Robert Horton is a Scarecrow board member and a longtime film critic. This series of "critic's notes" is chance to highlight worthy films playing locally and connect them to the riches of Scarecrow's collection.

Days and Nights in the Forest, a restoration of Satyajit Ray's 1970 film, plays this week at the SIFF Uptown. Incidentally, the first Seattle screening of this film happened at Sanctuary (on the mezzanine of Scarecrow) in the mid-1990s!
There is so much in Days and Nights in the Forest that is layered with (in the same moment) comedy, character, place, and social comment. Take, for instance, the use of English in this mostly Bengali-language film. The main characters punctuate their speech with English phrases, or sometimes a single well-placed English word. There's a wonderful comic pop to a lot of this, whether the language is between the characters as inside jokes, or as odd standalone bits—for instance, the prospect of four men deciding not to shave for a few days prompts the whimsical comment, "All hippies." Other times, English can be used as snobbery, as ridicule, as irony. Of course, English is the colonialist language in India, and somehow in this milieu it never lands entirely innocently.
The milieu in question is the countryside, where four male (very male) friends have retreated for a getaway. During their days and nights in the forest—what an evocative title—they will have their complacent and self-satisfied attitudes challenged, but the method for this is never schematic. There is something dreamy about the whole thing, from the drifting camera, which seems under the spell of the outdoors, to the landscape itself, curiously un-lush for a forest, but exuding summertime headiness.
Satyajit Ray, who adapted the story from a 1968 novel by Sunil Gangopadhyay, was a decade and a half into his career, and the movie feels confident and unhurried. Explanations are at a minimum—there's one flashback that gives a glimpse at how one of the men, a cricketeer played by Samit Bhanja, has been jilted by a girlfriend (the flashback is worth it just for the revelation that the woman, played by Aparna Sen, dumps him because of his poor grammar). But otherwise the exposition comes in small traces; two of the friends, the ringleader (Soumitra Chaterjee, Ray's Apu in The World of Apu) and his bookish sidekick (Subhendu Chatterjee) make a brief reference to a literary journal they once published, and just this slim reference is enough to make us understand their vague unhappiness, having sold out former ambitions to achieve material comfort.

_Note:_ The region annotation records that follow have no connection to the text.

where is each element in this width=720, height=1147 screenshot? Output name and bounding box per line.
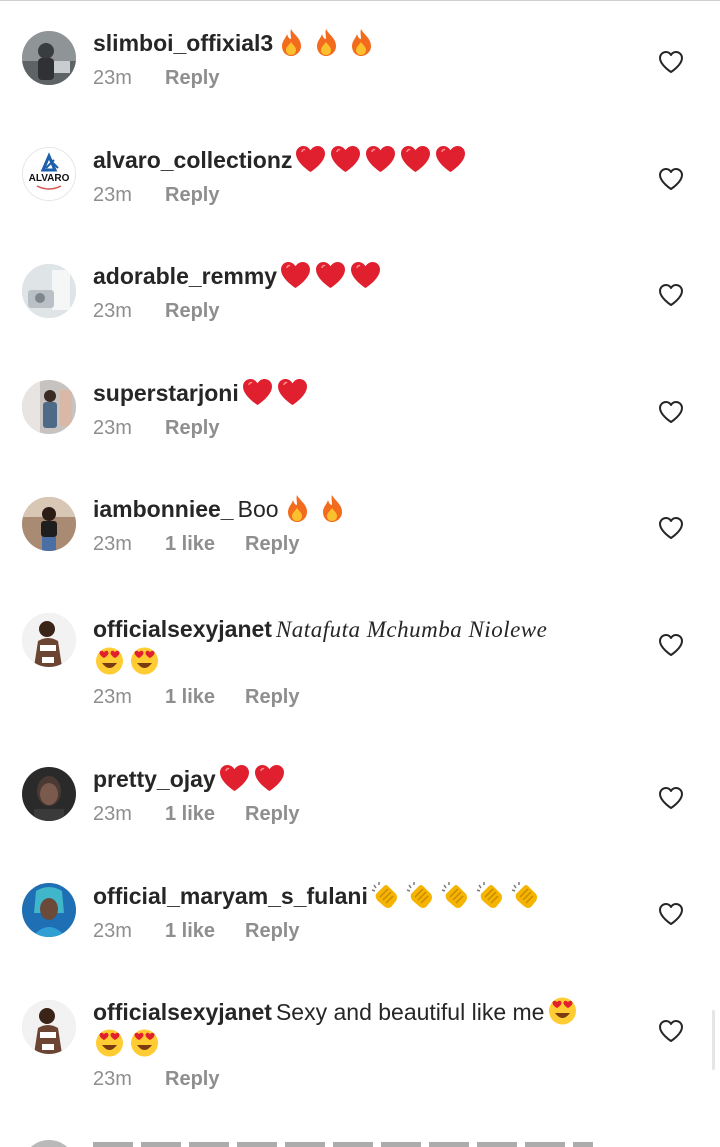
reply-button[interactable]: Reply	[245, 803, 299, 826]
comment-username[interactable]: iambonniee_	[93, 496, 234, 522]
heart-outline-icon[interactable]	[658, 1019, 684, 1043]
heart-eyes-icon	[93, 646, 126, 676]
heart-outline-icon[interactable]	[658, 50, 684, 74]
comment-time: 23m	[93, 184, 132, 206]
reply-button[interactable]: Reply	[165, 417, 219, 440]
red-heart-icon	[434, 144, 467, 174]
clapping-hands-icon	[510, 880, 543, 910]
clapping-hands-icon	[475, 880, 508, 910]
reply-button[interactable]: Reply	[165, 184, 219, 207]
reply-button[interactable]: Reply	[165, 1068, 219, 1091]
comment-text: Natafuta Mchumba Niolewe	[275, 617, 548, 642]
comment-username[interactable]: officialsexyjanet	[93, 616, 272, 642]
clapping-hands-icon	[405, 880, 438, 910]
red-heart-icon	[349, 260, 382, 290]
heart-eyes-icon	[93, 1028, 126, 1058]
comment-time: 23m	[93, 920, 132, 942]
avatar[interactable]	[22, 883, 76, 937]
avatar[interactable]	[22, 380, 76, 434]
avatar[interactable]	[22, 1000, 76, 1054]
avatar[interactable]	[22, 264, 76, 318]
comment-text: Boo	[237, 496, 279, 522]
reply-button[interactable]: Reply	[165, 300, 219, 323]
like-count[interactable]: 1 like	[165, 920, 245, 943]
avatar[interactable]: ALVARO	[22, 147, 76, 201]
red-heart-icon	[276, 377, 309, 407]
comment-username[interactable]: adorable_remmy	[93, 263, 277, 289]
scrollbar[interactable]	[712, 1010, 715, 1070]
fire-icon	[316, 493, 349, 523]
heart-outline-icon[interactable]	[658, 633, 684, 657]
red-heart-icon	[241, 377, 274, 407]
heart-outline-icon[interactable]	[658, 786, 684, 810]
avatar[interactable]	[22, 497, 76, 551]
avatar[interactable]	[22, 613, 76, 667]
comment-username[interactable]: alvaro_collectionz	[93, 147, 292, 173]
red-heart-icon	[329, 144, 362, 174]
comment-time: 23m	[93, 300, 132, 322]
fire-icon	[310, 27, 343, 57]
clapping-hands-icon	[440, 880, 473, 910]
comment-username[interactable]: slimboi_offixial3	[93, 30, 273, 56]
comment-text: Sexy and beautiful like me	[275, 999, 545, 1025]
reply-button[interactable]: Reply	[245, 686, 299, 709]
heart-outline-icon[interactable]	[658, 516, 684, 540]
like-count[interactable]: 1 like	[165, 533, 245, 556]
red-heart-icon	[364, 144, 397, 174]
comment-time: 23m	[93, 533, 132, 555]
heart-eyes-icon	[546, 996, 579, 1026]
fire-icon	[345, 27, 378, 57]
heart-outline-icon[interactable]	[658, 283, 684, 307]
fire-icon	[275, 27, 308, 57]
avatar-logo-text: ALVARO	[29, 173, 70, 184]
comment-username[interactable]: pretty_ojay	[93, 766, 216, 792]
like-count[interactable]: 1 like	[165, 686, 245, 709]
comment-time: 23m	[93, 67, 132, 89]
red-heart-icon	[279, 260, 312, 290]
heart-outline-icon[interactable]	[658, 167, 684, 191]
red-heart-icon	[253, 763, 286, 793]
comment-text-cutoff	[93, 1142, 593, 1147]
heart-outline-icon[interactable]	[658, 400, 684, 424]
comment-username[interactable]: superstarjoni	[93, 380, 239, 406]
avatar[interactable]	[22, 31, 76, 85]
comment-username[interactable]: officialsexyjanet	[93, 999, 272, 1025]
reply-button[interactable]: Reply	[165, 67, 219, 90]
red-heart-icon	[294, 144, 327, 174]
comment-time: 23m	[93, 803, 132, 825]
heart-eyes-icon	[128, 1028, 161, 1058]
heart-eyes-icon	[128, 646, 161, 676]
red-heart-icon	[399, 144, 432, 174]
reply-button[interactable]: Reply	[245, 533, 299, 556]
reply-button[interactable]: Reply	[245, 920, 299, 943]
avatar	[22, 1140, 76, 1147]
avatar[interactable]	[22, 767, 76, 821]
red-heart-icon	[314, 260, 347, 290]
comment-time: 23m	[93, 417, 132, 439]
clapping-hands-icon	[370, 880, 403, 910]
heart-outline-icon[interactable]	[658, 902, 684, 926]
like-count[interactable]: 1 like	[165, 803, 245, 826]
comment-time: 23m	[93, 1068, 132, 1090]
fire-icon	[281, 493, 314, 523]
next-comment-peek	[0, 1136, 720, 1147]
comment-username[interactable]: official_maryam_s_fulani	[93, 883, 368, 909]
comment-time: 23m	[93, 686, 132, 708]
comments-list: slimboi_offixial3 23m Reply ALVARO alvaro…	[0, 0, 720, 1147]
red-heart-icon	[218, 763, 251, 793]
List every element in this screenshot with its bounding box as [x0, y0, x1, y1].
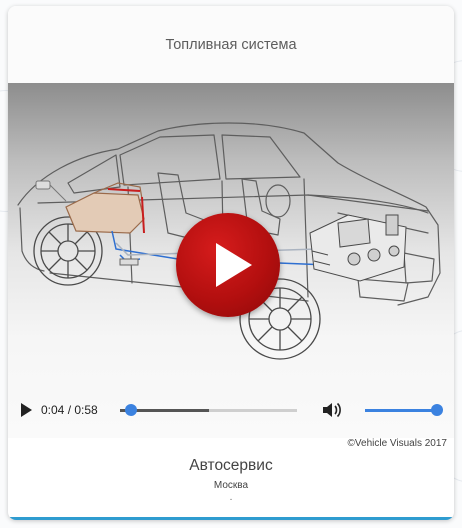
- volume-thumb[interactable]: [431, 404, 443, 416]
- video-area[interactable]: [8, 83, 454, 438]
- volume-level: [365, 409, 437, 412]
- play-icon: [216, 243, 252, 287]
- volume-slider[interactable]: [365, 404, 443, 416]
- card-title: Топливная система: [8, 6, 454, 83]
- video-card: Топливная система 0:04 / 0:58 ©Vehicle V…: [8, 6, 454, 520]
- time-display: 0:04 / 0:58: [41, 403, 98, 417]
- fuel-tank: [65, 182, 145, 234]
- seek-bar[interactable]: [120, 404, 297, 416]
- speaker-icon[interactable]: [322, 401, 342, 419]
- player-controls: 0:04 / 0:58: [8, 394, 454, 426]
- organization-name: Автосервис: [189, 457, 273, 474]
- bottom-accent-bar: [8, 517, 454, 520]
- organization-extra: .: [229, 492, 233, 503]
- copyright-text: ©Vehicle Visuals 2017: [347, 438, 447, 449]
- organization-city: Москва: [213, 480, 249, 491]
- play-icon[interactable]: [21, 403, 32, 417]
- seek-bar-thumb[interactable]: [124, 404, 137, 416]
- video-play-overlay-button[interactable]: [176, 213, 280, 317]
- engine: [309, 214, 407, 282]
- page: Топливная система 0:04 / 0:58 ©Vehicle V…: [0, 0, 462, 528]
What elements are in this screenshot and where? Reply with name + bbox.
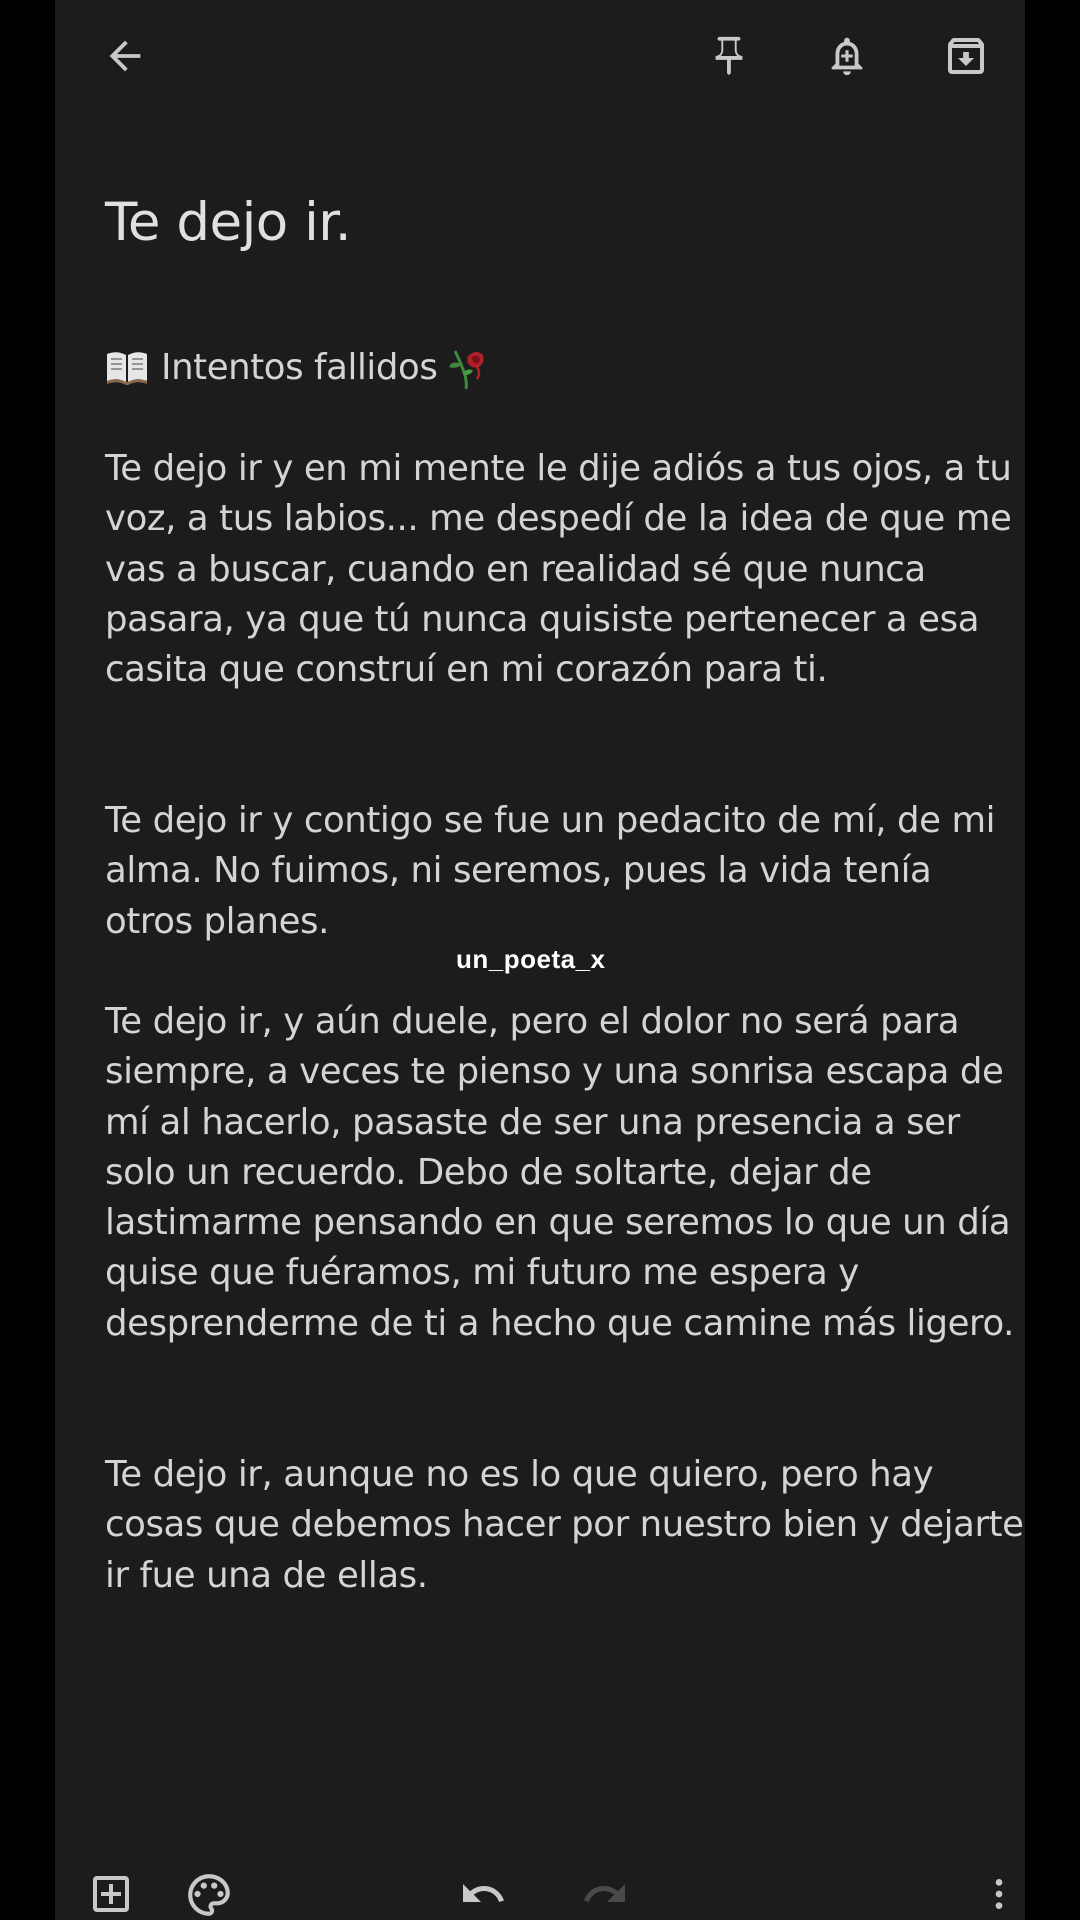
top-app-bar [55,0,1025,110]
note-paragraph[interactable]: Te dejo ir y en mi mente le dije adiós a… [105,444,1025,695]
subtitle-text: Intentos fallidos [161,347,438,388]
reminder-bell-icon[interactable] [815,24,879,88]
note-paragraph[interactable]: Te dejo ir, y aún duele, pero el dolor n… [105,997,1025,1349]
note-subtitle-line[interactable]: Intentos fallidos [105,343,1025,393]
bottom-toolbar [55,1870,1025,1920]
wilted-rose-icon [447,345,487,391]
note-paragraph[interactable]: Te dejo ir, aunque no es lo que quiero, … [105,1450,1025,1601]
more-vert-icon[interactable] [967,1870,1025,1920]
open-book-icon [105,350,149,386]
watermark-text: un_poeta_x [456,944,606,974]
undo-icon[interactable] [451,1870,515,1920]
palette-icon[interactable] [177,1870,241,1920]
archive-icon[interactable] [934,24,998,88]
pin-icon[interactable] [697,24,761,88]
redo-icon[interactable] [573,1870,637,1920]
add-box-icon[interactable] [79,1870,143,1920]
back-arrow-icon[interactable] [93,24,157,88]
note-title[interactable]: Te dejo ir. [105,192,352,253]
note-paragraph[interactable]: Te dejo ir y contigo se fue un pedacito … [105,796,1025,947]
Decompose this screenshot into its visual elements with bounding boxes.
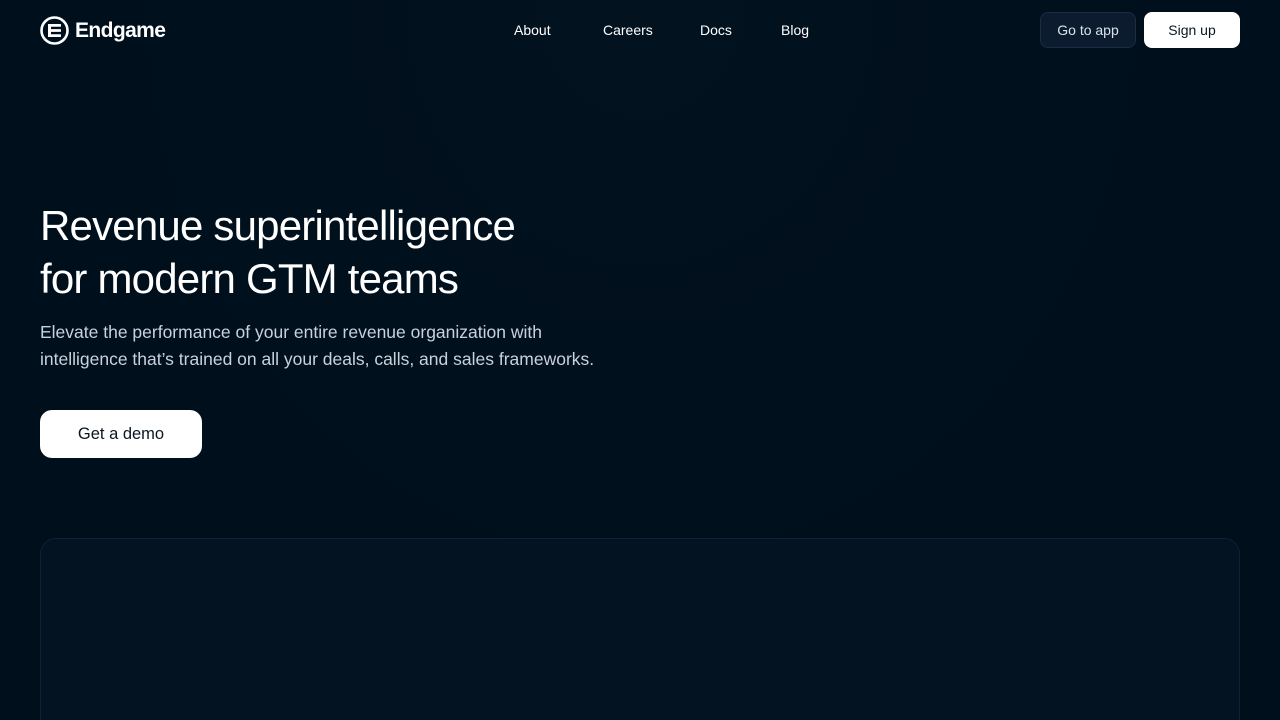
- hero-subtitle-line: intelligence that’s trained on all your …: [40, 349, 595, 369]
- product-preview-panel: [40, 538, 1240, 720]
- hero-title: Revenue superintelligence for modern GTM…: [40, 199, 680, 305]
- sign-up-button[interactable]: Sign up: [1144, 12, 1240, 48]
- nav-link-docs[interactable]: Docs: [700, 18, 732, 42]
- hero-subtitle-line: Elevate the performance of your entire r…: [40, 322, 542, 342]
- hero-title-line: for modern GTM teams: [40, 255, 459, 302]
- hero-title-line: Revenue superintelligence: [40, 202, 516, 249]
- nav-link-about[interactable]: About: [514, 18, 551, 42]
- go-to-app-button[interactable]: Go to app: [1040, 12, 1136, 48]
- brand-name: Endgame: [75, 18, 166, 42]
- hero-subtitle: Elevate the performance of your entire r…: [40, 319, 660, 373]
- landing-page: Endgame About Careers Docs Blog Go to ap…: [0, 0, 1280, 720]
- get-demo-button[interactable]: Get a demo: [40, 410, 202, 458]
- nav-link-careers[interactable]: Careers: [603, 18, 653, 42]
- brand-logo-link[interactable]: Endgame: [40, 16, 166, 45]
- nav-link-blog[interactable]: Blog: [781, 18, 809, 42]
- site-header: Endgame About Careers Docs Blog Go to ap…: [0, 0, 1280, 60]
- endgame-logo-icon: [40, 16, 69, 45]
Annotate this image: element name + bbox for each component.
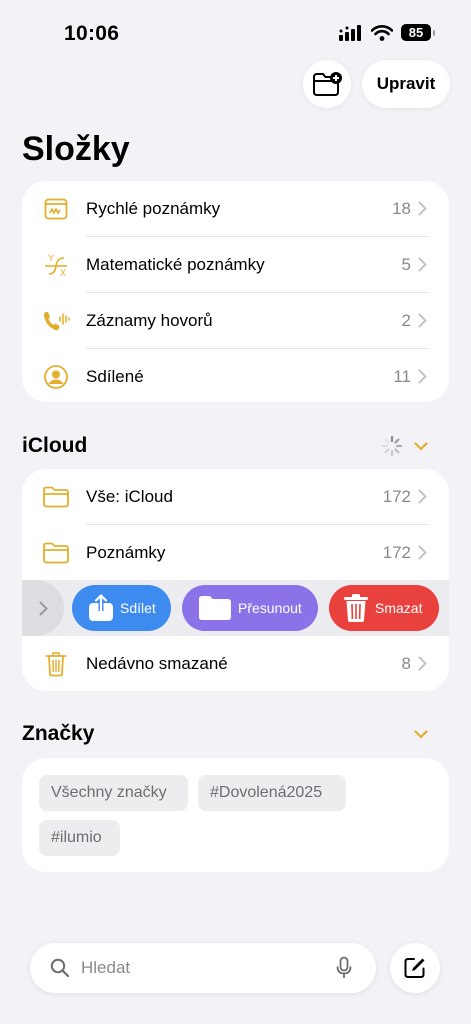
share-button[interactable]: Sdílet <box>72 585 171 631</box>
svg-text:Y: Y <box>48 253 54 263</box>
folder-label: Sdílené <box>86 367 144 386</box>
status-icons: 85 <box>339 24 435 41</box>
search-placeholder: Hledat <box>81 958 131 977</box>
folder-count: 5 <box>401 255 411 274</box>
tag-chip[interactable]: #Dovolená2025 <box>198 775 346 811</box>
folder-icon <box>43 542 69 564</box>
battery-indicator: 85 <box>401 24 435 41</box>
svg-text:X: X <box>60 268 66 278</box>
chevron-right-icon <box>418 489 427 504</box>
edit-button[interactable]: Upravit <box>362 60 450 108</box>
folder-row-call-recordings[interactable]: Záznamy hovorů 2 <box>22 293 449 349</box>
folder-row-notes[interactable]: Poznámky 172 <box>22 525 449 581</box>
folder-count: 172 <box>382 543 411 562</box>
call-recording-icon <box>44 312 70 331</box>
folder-icon <box>43 486 69 508</box>
chevron-down-icon[interactable] <box>414 442 428 451</box>
folder-count: 2 <box>401 311 411 330</box>
chevron-right-icon <box>418 656 427 671</box>
math-notes-icon: Y X <box>45 253 67 278</box>
chevron-right-icon <box>39 601 48 615</box>
pinned-folders-list: Rychlé poznámky 18 Y X Matematické pozná… <box>22 181 449 402</box>
search-field[interactable]: Hledat <box>30 943 376 993</box>
chevron-right-icon <box>418 257 427 272</box>
folder-count: 11 <box>393 367 411 386</box>
trash-icon <box>344 594 368 622</box>
delete-button[interactable]: Smazat <box>329 585 439 631</box>
folder-row-quick-notes[interactable]: Rychlé poznámky 18 <box>22 181 449 237</box>
tags-panel: Všechny značky #Dovolená2025 #ilumio <box>22 758 449 872</box>
new-folder-button[interactable] <box>303 60 351 108</box>
folder-label: Matematické poznámky <box>86 255 265 274</box>
cellular-signal-icon <box>339 24 361 41</box>
folder-row-math-notes[interactable]: Y X Matematické poznámky 5 <box>22 237 449 293</box>
chevron-right-icon <box>418 369 427 384</box>
wifi-icon <box>371 24 393 41</box>
chevron-down-icon[interactable] <box>414 730 428 739</box>
folder-row-recently-deleted[interactable]: Nedávno smazané 8 <box>22 636 449 692</box>
folder-label: Vše: iCloud <box>86 487 173 506</box>
folder-row-shared[interactable]: Sdílené 11 <box>22 349 449 405</box>
folder-count: 172 <box>382 487 411 506</box>
share-label: Sdílet <box>120 600 156 616</box>
move-label: Přesunout <box>238 600 302 616</box>
new-folder-icon <box>313 72 342 96</box>
chevron-right-icon <box>418 313 427 328</box>
tag-chip[interactable]: #ilumio <box>39 820 120 856</box>
folder-label: Poznámky <box>86 543 166 562</box>
compose-icon <box>404 958 425 978</box>
section-title-tags: Značky <box>22 722 95 745</box>
folder-count: 8 <box>401 654 411 673</box>
folder-label: Nedávno smazané <box>86 654 228 673</box>
chevron-right-icon <box>418 201 427 216</box>
page-title: Složky <box>22 130 130 168</box>
trash-icon <box>45 652 67 677</box>
syncing-spinner-icon <box>381 435 403 457</box>
section-title-icloud: iCloud <box>22 434 88 457</box>
folder-row-all-icloud[interactable]: Vše: iCloud 172 <box>22 469 449 525</box>
share-icon <box>89 594 113 621</box>
folder-label: Záznamy hovorů <box>86 311 213 330</box>
shared-person-icon <box>44 365 68 389</box>
folder-label: Rychlé poznámky <box>86 199 221 218</box>
chevron-right-icon <box>418 545 427 560</box>
new-note-button[interactable] <box>390 943 440 993</box>
battery-level: 85 <box>408 25 424 40</box>
delete-label: Smazat <box>375 600 423 616</box>
search-icon <box>50 958 70 978</box>
status-time: 10:06 <box>64 22 120 45</box>
move-button[interactable]: Přesunout <box>182 585 318 631</box>
quick-notes-icon <box>44 198 68 220</box>
microphone-icon[interactable] <box>336 956 352 980</box>
folder-count: 18 <box>392 199 411 218</box>
tag-chip[interactable]: Všechny značky <box>39 775 188 811</box>
folder-move-icon <box>199 596 231 620</box>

The fourth friend is the antic jester of the group, played by Rabi Ghosh (he's got the keenest instinct for how to make an English word land). The men are especially shaped by meeting two women: Sharmila Tagore as a dignified type who decides she will take the ringleader down a peg, and Kaberi Bose as her widowed sister-in-law. The latter has one of the film's most haunting moments; after a hot night at an outdoor carnival, she tries to get the bookish friend's attention by fixing him coffee and dressing up, the look on her face a mixture of hesitation and desire.
The movie can be described as a look at unexamined masculinity and classism and other things, but it is mysterious beyond all that. The way Ray sees people standing against a vast open field in the distance, as early-evening light seems to fade before our eyes, is somehow connected to his ability to view ambiguity in character and relationships, and to shrug off easy judgments. Days and Nights has a buoyant beauty that has something to do with people inhabiting the in-between times—like a getaway from the city that leads to a different rhythm, a different light, a break from the certainty of self.
And if that all sounds too much, this terrific movie also makes a great extended sequence out of people sitting outside and playing the memory game. Can something like that truly be cinematic? It can.